The picture is no less bleak in terms of projections for corporate profits in China in 2009. Larger companies are reporting profit falls of over 50% in 2008, and forecasting even worse results this year. This matters crucially in China. Over 40% of total economic output is generated by business investment. This, in turn,  is intimately tied to corporate profits, since most of that business investment is financed out of retained profits. According to a recent report in the Wall Street Journal, “official statistics show that 63% of investment in China last year was financed by what are called “internally generated” funds, which include retained profits. That’s up from just below 50% a decade ago.” 

In other words, as corporate profits decline, they take Chinese GDP growth with them. This falling economic output, in turn, influences consumer sentiment, and so takes personal spending down with it. 

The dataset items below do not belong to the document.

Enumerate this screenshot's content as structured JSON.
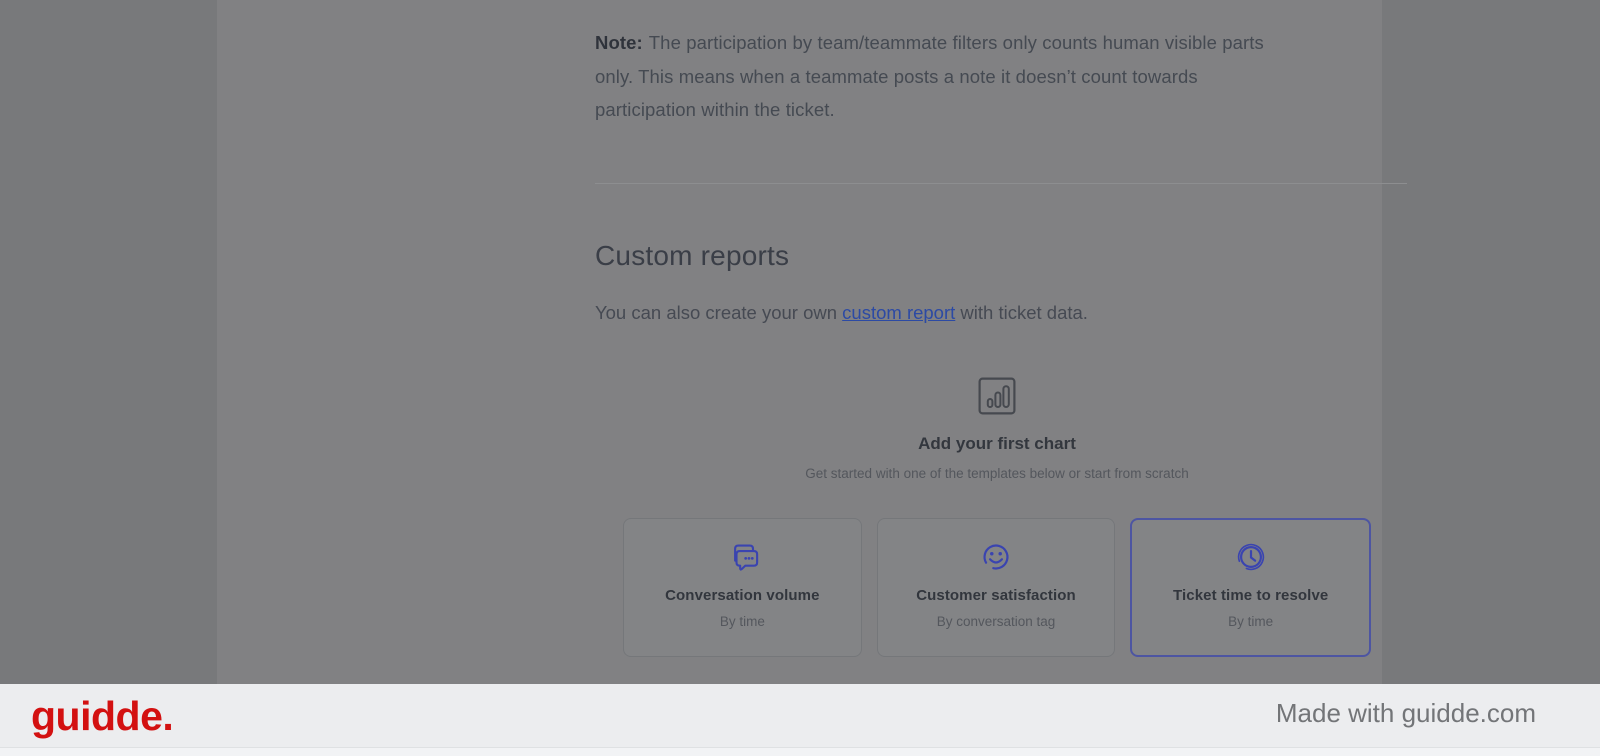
{
  "article": {
    "note": {
      "label": "Note:",
      "lines": [
        "The participation by team/teammate filters only counts human visible parts",
        "only. This means when a teammate posts a note it doesn’t count towards",
        "participation within the ticket."
      ]
    },
    "heading": "Custom reports",
    "intro": {
      "before": "You can also create your own ",
      "link": "custom report",
      "after": " with ticket data."
    }
  },
  "empty_state": {
    "icon": "bar-chart-icon",
    "title": "Add your first chart",
    "subtitle": "Get started with one of the templates below or start from scratch"
  },
  "templates": [
    {
      "icon": "chat-bubbles-icon",
      "title": "Conversation volume",
      "subtitle": "By time",
      "selected": false
    },
    {
      "icon": "smiley-icon",
      "title": "Customer satisfaction",
      "subtitle": "By conversation tag",
      "selected": false
    },
    {
      "icon": "clock-icon",
      "title": "Ticket time to resolve",
      "subtitle": "By time",
      "selected": true
    }
  ],
  "footer": {
    "logo": "guidde.",
    "made_with": "Made with guidde.com"
  },
  "colors": {
    "overlay_background": "#78797b",
    "content_background": "#818183",
    "template_icon_blue": "#3a44b0",
    "selected_card_border": "#4d55a2",
    "link_blue": "#2c4aa4",
    "logo_red": "#d31111",
    "footer_background": "#ecedef"
  }
}
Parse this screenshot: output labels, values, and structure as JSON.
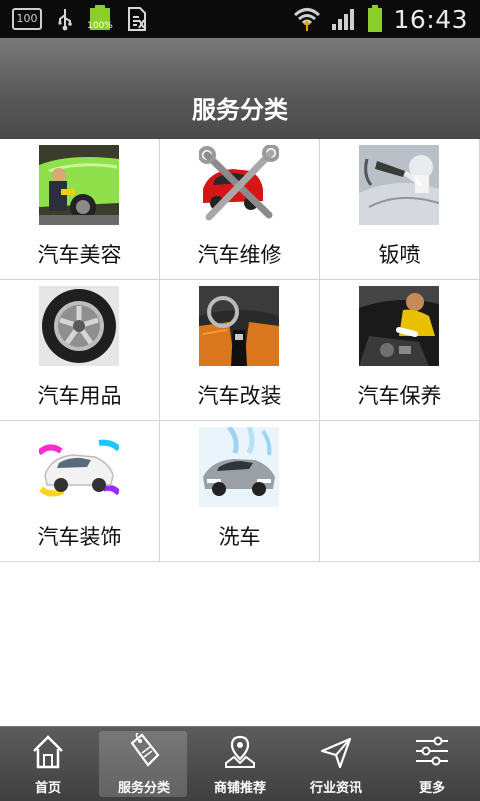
{
  "status_bar": {
    "left_icons": [
      "sim-100-icon",
      "usb-icon",
      "battery-100-icon",
      "document-icon"
    ],
    "battery_small_label": "100%",
    "sim_label": "100",
    "right_icons": [
      "wifi-icon",
      "signal-icon",
      "battery-icon"
    ],
    "time": "16:43"
  },
  "header": {
    "title": "服务分类"
  },
  "categories": [
    {
      "label": "汽车美容",
      "icon": "car-beauty-image"
    },
    {
      "label": "汽车维修",
      "icon": "car-repair-image"
    },
    {
      "label": "钣喷",
      "icon": "spray-paint-image"
    },
    {
      "label": "汽车用品",
      "icon": "wheel-image"
    },
    {
      "label": "汽车改装",
      "icon": "car-interior-image"
    },
    {
      "label": "汽车保养",
      "icon": "engine-maintenance-image"
    },
    {
      "label": "汽车装饰",
      "icon": "car-decoration-image"
    },
    {
      "label": "洗车",
      "icon": "car-wash-image"
    }
  ],
  "tabs": [
    {
      "label": "首页",
      "icon": "home-icon",
      "active": false
    },
    {
      "label": "服务分类",
      "icon": "sale-tag-icon",
      "active": true
    },
    {
      "label": "商铺推荐",
      "icon": "map-pin-icon",
      "active": false
    },
    {
      "label": "行业资讯",
      "icon": "send-icon",
      "active": false
    },
    {
      "label": "更多",
      "icon": "sliders-icon",
      "active": false
    }
  ],
  "colors": {
    "accent_green": "#8ccf2a",
    "header_gray": "#5a5a5a",
    "tabbar_gray": "#4a4a4a"
  }
}
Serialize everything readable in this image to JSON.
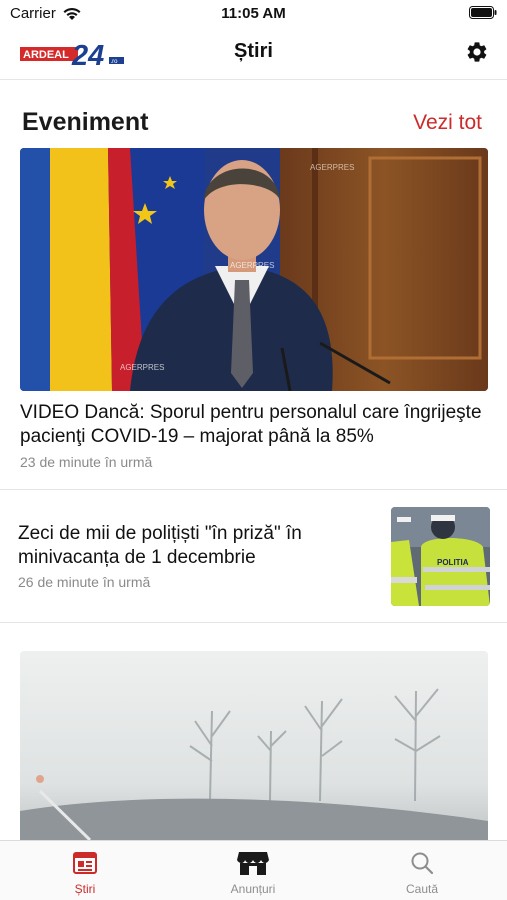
{
  "status": {
    "carrier": "Carrier",
    "time": "11:05 AM"
  },
  "header": {
    "logo_text": "ARDEAL 24.ro",
    "title": "Știri"
  },
  "section": {
    "title": "Eveniment",
    "see_all": "Vezi tot"
  },
  "articles": [
    {
      "title": "VIDEO Dancă: Sporul pentru personalul care îngrijeşte pacienţi COVID-19 – majorat până la 85%",
      "time": "23 de minute în urmă",
      "image_alt": "AGERPRES"
    },
    {
      "title": "Zeci de mii de polițiști \"în priză\" în minivacanța de 1 decembrie",
      "time": "26 de minute în urmă"
    }
  ],
  "tabs": [
    {
      "label": "Știri",
      "icon": "news-icon",
      "active": true
    },
    {
      "label": "Anunțuri",
      "icon": "store-icon",
      "active": false
    },
    {
      "label": "Caută",
      "icon": "search-icon",
      "active": false
    }
  ],
  "colors": {
    "accent": "#cc2b2b",
    "muted": "#8a8a8a"
  }
}
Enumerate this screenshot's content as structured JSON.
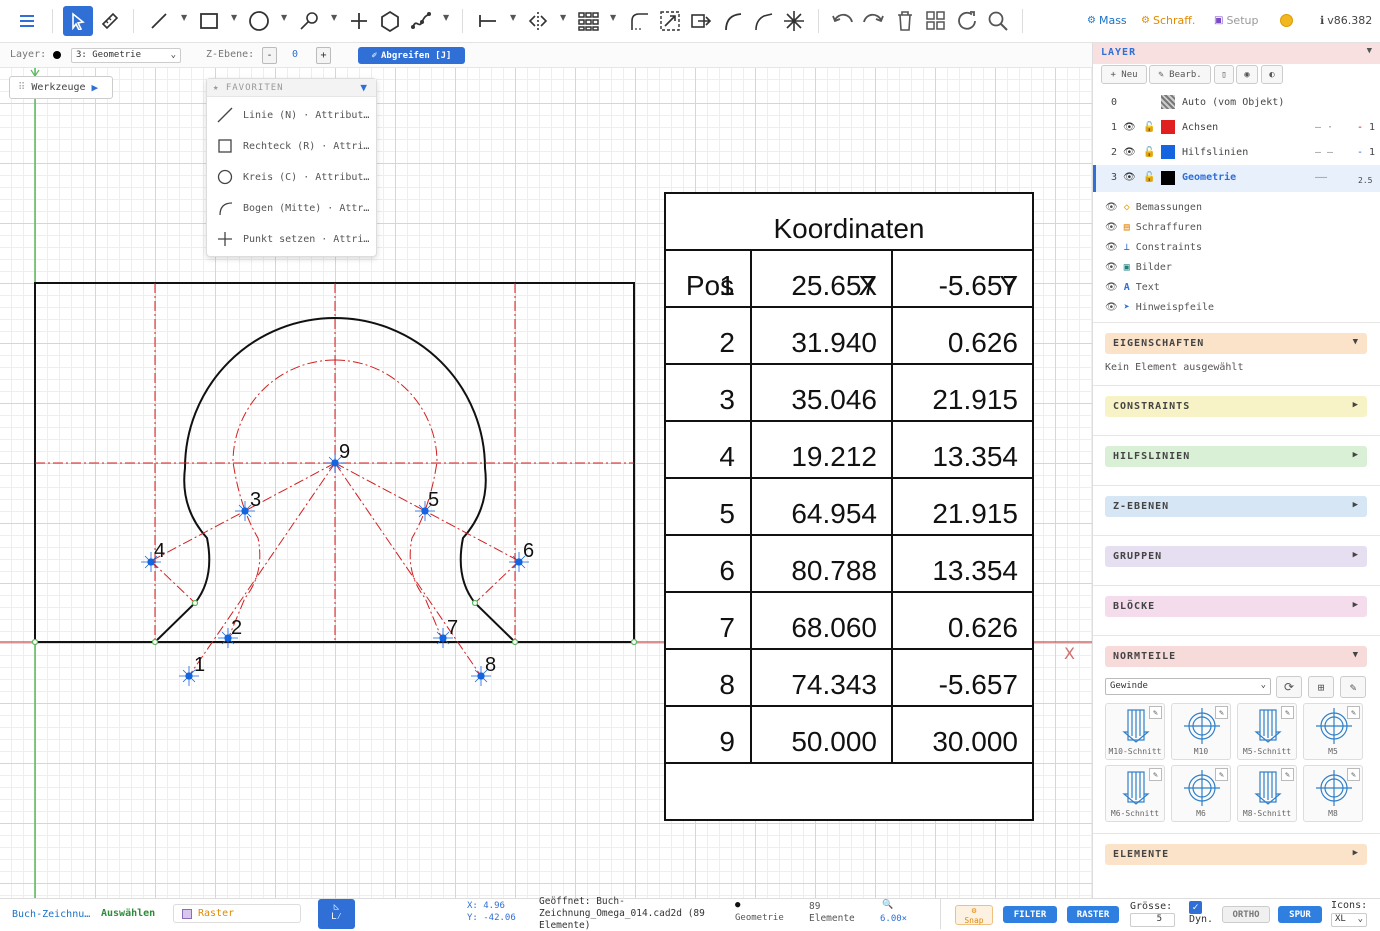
{
  "toolbar": {
    "tools": [
      "menu-icon",
      "select-icon",
      "measure-icon",
      "line-icon",
      "rectangle-icon",
      "circle-icon",
      "polyline-icon",
      "point-icon",
      "polygon-icon",
      "spline-icon",
      "dimension-icon",
      "mirror-icon",
      "array-icon",
      "fillet-icon",
      "scale-icon",
      "move-icon",
      "arc-icon",
      "chamfer-icon",
      "explode-icon",
      "undo-icon",
      "redo-icon",
      "delete-icon",
      "grid-icon",
      "refresh-icon",
      "search-icon"
    ],
    "mass_label": "Mass",
    "schraff_label": "Schraff.",
    "setup_label": "Setup",
    "version": "v86.382",
    "accent": "#2f6fd6"
  },
  "subbar": {
    "layer_label": "Layer:",
    "layer_value": "3: Geometrie",
    "zebene_label": "Z-Ebene:",
    "zebene_minus": "-",
    "zebene_value": "0",
    "zebene_plus": "+",
    "abgreifen_label": "Abgreifen [J]"
  },
  "werkzeuge": {
    "label": "Werkzeuge"
  },
  "favoriten": {
    "title": "★ FAVORITEN",
    "items": [
      {
        "icon": "line-icon",
        "label": "Linie (N) · Attribut…"
      },
      {
        "icon": "rectangle-icon",
        "label": "Rechteck (R) · Attri…"
      },
      {
        "icon": "circle-icon",
        "label": "Kreis (C) · Attribut…"
      },
      {
        "icon": "arc-icon",
        "label": "Bogen (Mitte) · Attr…"
      },
      {
        "icon": "point-icon",
        "label": "Punkt setzen · Attri…"
      }
    ]
  },
  "drawing": {
    "point_labels": [
      "1",
      "2",
      "3",
      "4",
      "5",
      "6",
      "7",
      "8",
      "9"
    ],
    "axis_x_label": "X",
    "table": {
      "title": "Koordinaten",
      "headers": [
        "Pos",
        "X",
        "Y"
      ],
      "rows": [
        [
          "1",
          "25.657",
          "-5.657"
        ],
        [
          "2",
          "31.940",
          "0.626"
        ],
        [
          "3",
          "35.046",
          "21.915"
        ],
        [
          "4",
          "19.212",
          "13.354"
        ],
        [
          "5",
          "64.954",
          "21.915"
        ],
        [
          "6",
          "80.788",
          "13.354"
        ],
        [
          "7",
          "68.060",
          "0.626"
        ],
        [
          "8",
          "74.343",
          "-5.657"
        ],
        [
          "9",
          "50.000",
          "30.000"
        ]
      ]
    }
  },
  "panel": {
    "layer_title": "LAYER",
    "neu_label": "+ Neu",
    "bearb_label": "✎ Bearb.",
    "layers": [
      {
        "num": "0",
        "name": "Auto (vom Objekt)",
        "color": "#999999",
        "width": ""
      },
      {
        "num": "1",
        "name": "Achsen",
        "color": "#e02020",
        "width": "1"
      },
      {
        "num": "2",
        "name": "Hilfslinien",
        "color": "#1565e0",
        "width": "1"
      },
      {
        "num": "3",
        "name": "Geometrie",
        "color": "#000000",
        "width": "2.5"
      }
    ],
    "sublayers": [
      {
        "icon": "◇",
        "label": "Bemassungen"
      },
      {
        "icon": "▤",
        "label": "Schraffuren"
      },
      {
        "icon": "⊥",
        "label": "Constraints"
      },
      {
        "icon": "▣",
        "label": "Bilder"
      },
      {
        "icon": "A",
        "label": "Text"
      },
      {
        "icon": "➤",
        "label": "Hinweispfeile"
      }
    ],
    "eigenschaften_title": "EIGENSCHAFTEN",
    "eigenschaften_text": "Kein Element ausgewählt",
    "constraints_title": "CONSTRAINTS",
    "hilfslinien_title": "HILFSLINIEN",
    "zebenen_title": "Z-EBENEN",
    "gruppen_title": "GRUPPEN",
    "bloecke_title": "BLÖCKE",
    "normteile_title": "NORMTEILE",
    "normteile_select": "Gewinde",
    "normteile": [
      "M10-Schnitt",
      "M10",
      "M5-Schnitt",
      "M5",
      "M6-Schnitt",
      "M6",
      "M8-Schnitt",
      "M8"
    ],
    "elemente_title": "ELEMENTE"
  },
  "status": {
    "file_short": "Buch-Zeichnu…",
    "auswaehlen": "Auswählen",
    "raster_label": "Raster",
    "coord_x": "X: 4.96",
    "coord_y": "Y: -42.06",
    "opened_line1": "Geöffnet: Buch-",
    "opened_line2": "Zeichnung_Omega_014.cad2d (89",
    "opened_line3": "Elemente)",
    "layer_line1": "●",
    "layer_line2": "Geometrie",
    "elements_count": "89",
    "elements_label": "Elemente",
    "zoom": "6.00×",
    "snap": "Snap",
    "filter": "FILTER",
    "raster": "RASTER",
    "groesse_label": "Grösse:",
    "groesse_value": "5",
    "dyn_label": "Dyn.",
    "ortho": "ORTHO",
    "spur": "SPUR",
    "icons_label": "Icons:",
    "icons_value": "XL"
  }
}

Good economic news is a scarce commodity this Chinese New Year. But, I see one bright glimmer of hope here. Chinese companies have been excessively reliant on retained earnings and expensive bank debt to finance their growth, rather than equity capital. The difficult economic environment, in China and indeed worldwide, provides a good opportunity for better Chinese companies to reorient their method of financing capital investment and growth. It’s the right time to take on equity capital, and use it as a platform to continue to invest and grow, even if corporate profits are in cyclical decline. 

The Chinese companies that can raise equity finance will enjoy a significant financial advantage over competitors, and so be able to gain market share. Adding equity finance lets a company both lower its overall cost of capital, and also increase the amount of capital it can put to work in its business. Both of these factors equate to a very real competitive advantage. 

Equity investors, principally PE firms, will need to change their orientation as well. The opportunities to do shorter-term “pre-IPO” financing are far fewer than they were, because stock market valuations are way down and IPO activity has slowed to a crawl. So, the simple arbitrage of a PE firm buying into a Chinese company at a valuation, say, of 10x and selling out 18 months later in an IPO at 20x are gone. 

Instead, PE investors in China need to think more like value investors, and less like arbitrageurs. This means looking for opportunities to deploy capital into good businesses offering high rates of return on that invested capital. Equity investment is then used to expand output, lower unit costs, gain market share, and so expand both profits and profit margins. Build profits and valuation will take care of itself. If a Chinese company can put equity capital to work well, and accelerate profits in 2009 and beyond, that business will be worth a lot more money when the IPO market revives than if it simply cut back on investing to ride out the bad times. 

This year is going to be difficult, challenging, but also potentially highly rewarding for all of us participating in the financing of private companies in China. It’s a year when good companies should be able to get even better. And smart-money PE firms will make far more, over the medium-term, than fast-money valuation arbitrageurs ever did.